È accusato del tentato omicidio di un giovane pregiudicato napoletano di 23 anni, il 26enne arrestato dai carabinieri del Nucleo Operativo della Compagnia Napoli Centro su richiesta della procura partenopea. L’episodio si inquadra in un contesto di astio e risentimento tra i due giovani per questioni sentimentali. La vittima, infatti, è l’ex compagno dell’attuale fidanzata dell’indagato, dalla quale ha avuto un figlio. Proprio a seguito dell’ennesima insistente richiesta da parte dell’ex fidanzato alla madre di suo figlio di trascorrere il pomeriggio con il bambino, che continua a vivere con lei a Secondigliano, nel primo pomeriggio dello scorso 22 giugno, l’attuale fidanzato della donna ha deciso di prendere le parti della compagna raggiungendola a casa sua dove si era da poco recato anche l’ex compagno per convincerla a lasciargli il bambino. I due uomini si sono incrociati lungo la strada, nei pressi di Capodimonte.

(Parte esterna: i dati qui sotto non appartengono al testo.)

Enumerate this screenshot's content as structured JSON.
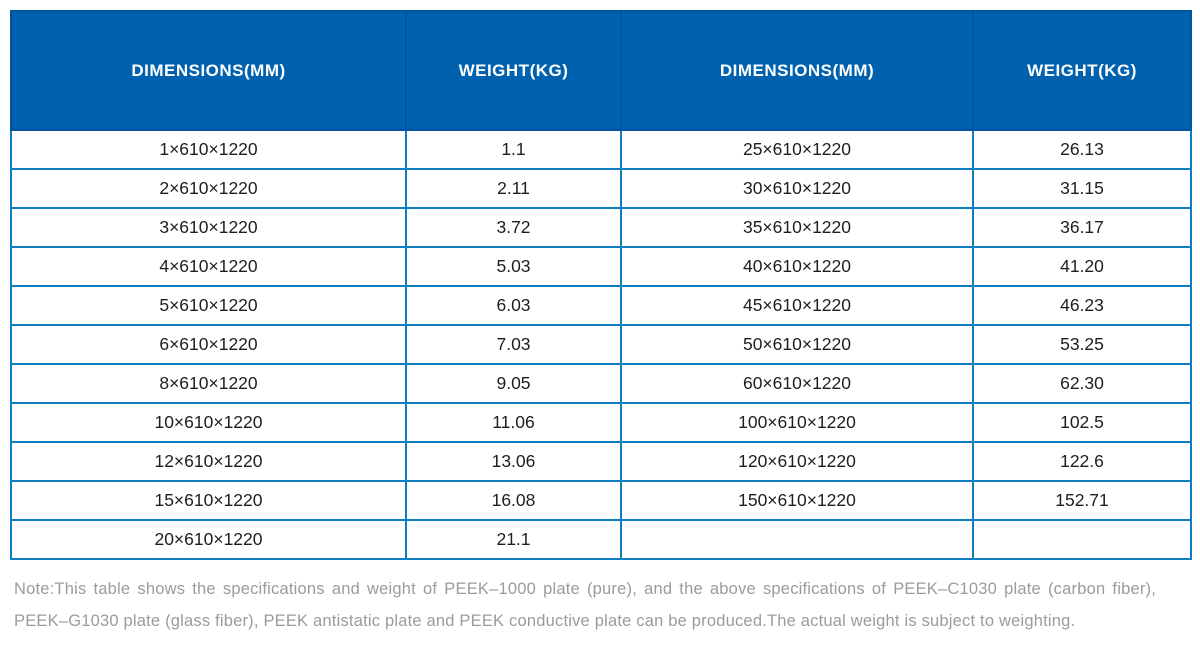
{
  "table": {
    "columns": [
      "DIMENSIONS(MM)",
      "WEIGHT(KG)",
      "DIMENSIONS(MM)",
      "WEIGHT(KG)"
    ],
    "rows": [
      [
        "1×610×1220",
        "1.1",
        "25×610×1220",
        "26.13"
      ],
      [
        "2×610×1220",
        "2.11",
        "30×610×1220",
        "31.15"
      ],
      [
        "3×610×1220",
        "3.72",
        "35×610×1220",
        "36.17"
      ],
      [
        "4×610×1220",
        "5.03",
        "40×610×1220",
        "41.20"
      ],
      [
        "5×610×1220",
        "6.03",
        "45×610×1220",
        "46.23"
      ],
      [
        "6×610×1220",
        "7.03",
        "50×610×1220",
        "53.25"
      ],
      [
        "8×610×1220",
        "9.05",
        "60×610×1220",
        "62.30"
      ],
      [
        "10×610×1220",
        "11.06",
        "100×610×1220",
        "102.5"
      ],
      [
        "12×610×1220",
        "13.06",
        "120×610×1220",
        "122.6"
      ],
      [
        "15×610×1220",
        "16.08",
        "150×610×1220",
        "152.71"
      ],
      [
        "20×610×1220",
        "21.1",
        "",
        ""
      ]
    ]
  },
  "note": {
    "line1": "Note:This table shows the specifications and weight of PEEK–1000 plate (pure), and the above specifications of PEEK–C1030 plate (carbon fiber),",
    "line2": "PEEK–G1030 plate (glass fiber), PEEK antistatic plate and PEEK conductive plate can be produced.The actual weight is subject to weighting."
  },
  "colors": {
    "page_bg": "#ffffff",
    "header_bg": "#0061af",
    "header_divider": "#0254a3",
    "header_text": "#ffffff",
    "grid_border": "#0e7dc2",
    "cell_text": "#1e1e1e",
    "note_text": "#9b9b9b"
  }
}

La vittima faceva rientro a casa – nel centro di Napoli – a bordo della propria autovettura; l’indagato si dirigeva, invece, con lo scooter, dalla propria abitazione della Sanità verso quella della fidanzata. Quest’ultimo – in scooter – ha fatto inversione di marcia inseguendo l’autovettura del rivale. Ha estratto un’arma da fuoco che si era portato al seguito esplodendo diversi colpi contro l’autovettura crivellandone la carrozzeria e distruggendo il lunotto posteriore.

Il colpo

Un colpo, deviato dal poggiatesta, ha colpito di striscio il capo della vittima che è riuscita a raggiungere comunque l’ospedale dei Pellegrini dove è stato dichiarato fuori pericolo. Le indagini svolte dai carabinieri nell’immediatezza dei fatti, e l’analisi delle immagini di videosorveglianza della zona, hanno permesso di ricostruire l’evento individuando lo scooter utilizzato dall’indagato, a identificarlo e a rinvenire nella sua abitazione anche il casco utilizzato nella circostanza. L’indagato, resosi irreperibile, è rintracciato dai carabinieri ed è ora ristretto nel carcere di Poggioreale.